Wer auf dem Center Court ein Finale erreicht, hat vieles richtig gemacht. Wer Olympiasieger wird, alles! Für Alexander Zverev dürfte die Reise nach Tokio einen Wendepunkt seiner wechselhaften Tennis-Karriere bedeuten.

Tokio 2020 - Olympia Alexander Zverev
Fokussiert: Alexander Zverev im Finale des olympischen TurniersBild: Marijan Murat/dpa/picture alliance

Einerseits: Den deutschen Tennis-Profi Alexander "Sascha" Zverev hat man noch nie so gesehen wie nach seinem gewonnenen Spiel gegen den hohen Favoriten und Weltranglisten-Ersten Novak Djokovic bei den Olympischen Spielen in Tokio. Er kauerte auf dem Platz, nahm die Hand vor Augen und verdrückte auch ein paar Tränen. Sich gegen den starken Djokovic derart zusammenzunehmen, hatte den 24-Jährigen nicht nur körperlich Kraft gekostet. "Das hat aber hoffentlich niemand gesehen", sagte er hinterher, um Fassung bemüht. Doch, haben alle gesehen, die Tränen. Und es war gut so. 

Andererseits: Beobachter hatten schon mehrfach den Eindruck, dass der Hamburger vor dem großen Durchbruch stünde. Da war der Sieg beim ATP-Finale in London im Jahr 2018, als er Großmeister Novak Djokovic im Finale alt aussehen ließ. Da war aber auch das Finale bei den US Open im vergangenen Jahr, das Zverev gegen Dominic Thiem verlor. Manche der Tennis-Fans murmelten dann etwas von: "Wieder nichts mit dem Grand-Slam-Sieg".  

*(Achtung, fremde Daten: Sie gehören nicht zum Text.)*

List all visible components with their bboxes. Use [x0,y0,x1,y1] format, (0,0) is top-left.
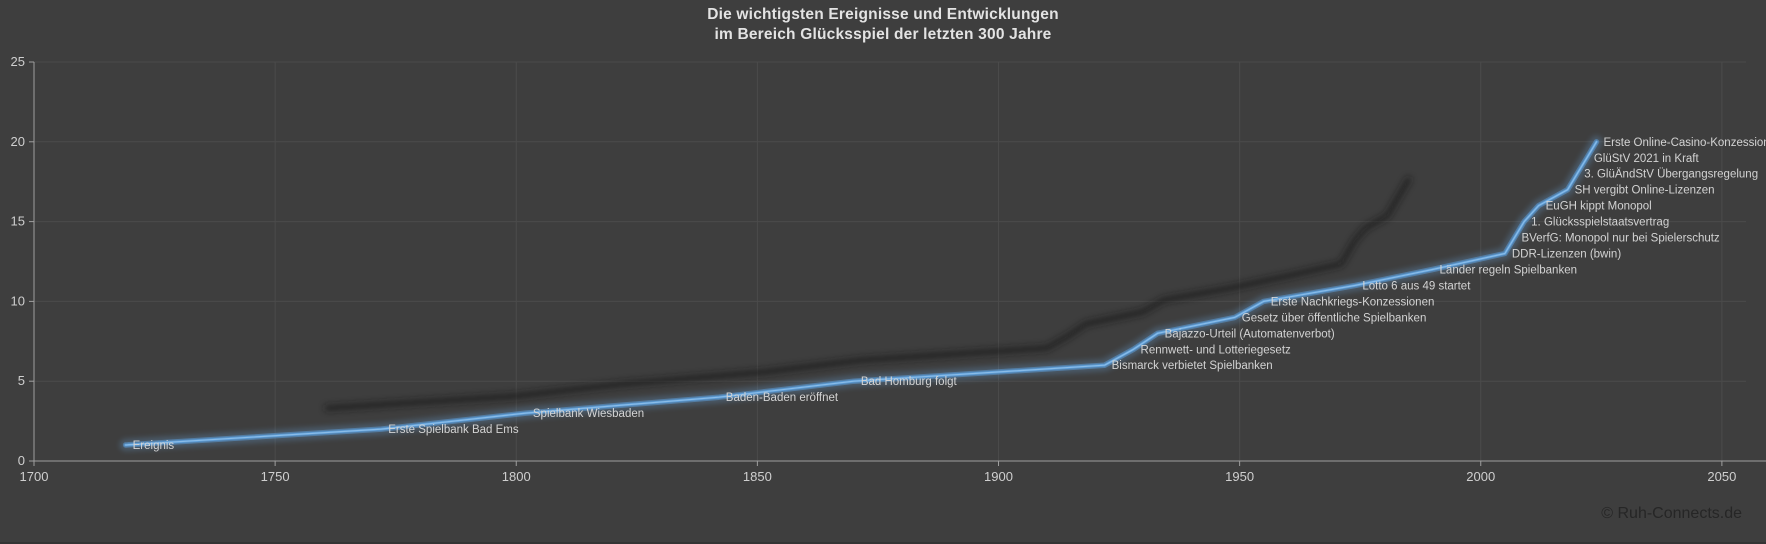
chart-title-line1: Die wichtigsten Ereignisse und Entwicklu… [707,6,1059,23]
axes: 1700 1750 1800 1850 1900 1950 2000 2050 0 5 10 15 20… [11,54,1766,484]
chart-title-line2: im Bereich Glücksspiel der letzten 300 J… [714,26,1052,43]
data-label-20: Erste Online-Casino-Konzessionen [1604,137,1766,149]
data-label-4: Baden-Baden eröffnet [726,392,839,404]
line-perspective-shadow [324,176,1412,412]
data-label-10: Erste Nachkriegs-Konzessionen [1271,296,1435,308]
line-bright-core [125,141,1598,446]
copyright-text: © Ruh-Connects.de [1601,505,1742,522]
data-label-18: 3. GlüÄndStV Übergangsregelung [1584,169,1758,181]
x-tick-label-1800: 1800 [502,469,531,484]
y-tick-label-25: 25 [11,54,25,69]
x-tick-label-2050: 2050 [1707,469,1736,484]
x-tick-label-1750: 1750 [261,469,290,484]
data-labels: Ereignis Erste Spielbank Bad Ems Spielbank… [133,137,1766,452]
y-tick-label-5: 5 [18,373,25,388]
data-label-3: Spielbank Wiesbaden [533,408,644,420]
data-label-7: Rennwett- und Lotteriegesetz [1141,344,1291,356]
data-label-2: Erste Spielbank Bad Ems [388,424,519,436]
y-tick-label-10: 10 [11,293,25,308]
bottom-edge-strip [0,542,1766,544]
data-label-13: DDR-Lizenzen (bwin) [1512,249,1621,261]
data-label-12: Länder regeln Spielbanken [1440,264,1577,276]
x-tick-label-1950: 1950 [1225,469,1254,484]
x-tick-label-2000: 2000 [1466,469,1495,484]
data-label-6: Bismarck verbietet Spielbanken [1112,360,1273,372]
y-tick-label-15: 15 [11,214,25,229]
data-label-17: SH vergibt Online-Lizenzen [1575,185,1715,197]
data-label-1: Ereignis [133,440,175,452]
data-label-14: BVerfG: Monopol nur bei Spielerschutz [1522,233,1720,245]
data-label-8: Bajazzo-Urteil (Automatenverbot) [1165,328,1335,340]
x-tick-label-1850: 1850 [743,469,772,484]
series-line [119,135,1603,451]
series-shadow [324,176,1412,412]
x-tick-label-1700: 1700 [20,469,49,484]
y-tick-label-20: 20 [11,134,25,149]
y-tick-label-0: 0 [18,453,25,468]
data-label-9: Gesetz über öffentliche Spielbanken [1242,312,1427,324]
data-label-19: GlüStV 2021 in Kraft [1594,153,1700,165]
x-tick-label-1900: 1900 [984,469,1013,484]
data-label-15: 1. Glücksspielstaatsvertrag [1531,217,1669,229]
data-label-11: Lotto 6 aus 49 startet [1362,280,1471,292]
line-outer-glow [119,135,1603,451]
gridlines [33,61,1746,462]
chart-title: Die wichtigsten Ereignisse und Entwicklu… [0,5,1766,45]
data-label-5: Bad Homburg folgt [861,376,958,388]
data-label-16: EuGH kippt Monopol [1546,201,1652,213]
line-main [124,140,1598,447]
line-inner-glow [122,139,1600,448]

Doch wie schon bei Djokovic war auch der Verlauf des olympischen Endspiels gegen den Russen Karen Katschanow ein Statement. 6:3, 6:1 in einer Stunde und 19 Minuten! In diesen Tagen im Ariake Tennis Park von Tokio konnte man sehr präzise ausmachen, dass sich bei dem besten deutschen Spieler gegenwärtig etwas positiv verändert. Warum es geklappt hat mit Gold. Sieben Punkte - das siebte Spiel hat im Tennis ja seine eigene, oft entscheidende Bedeutung - werden dem Mann auf dem weiteren Weg nach ganz oben helfen.

1. Der Aufschlag

Zverev, der Jüngere (sein Bruder Mischa ist ja auch noch auf der Tour unterwegs) ist groß gewachsen. 198 Zentimeter Körpergröße kann der Rechtshänder in einen schnellen, krachenden Aufschlag verwandeln, mit dem er schnelle Punkte macht. Inzwischen ist seine Suche nach Varianten auch erfolgreicher als in den vergangenen Monaten, als ihm das Service oft im Stich ließ, als er Doppelfehler servierte oder beim zweiten Aufschlag verunsichert viel Speed herausnahm. 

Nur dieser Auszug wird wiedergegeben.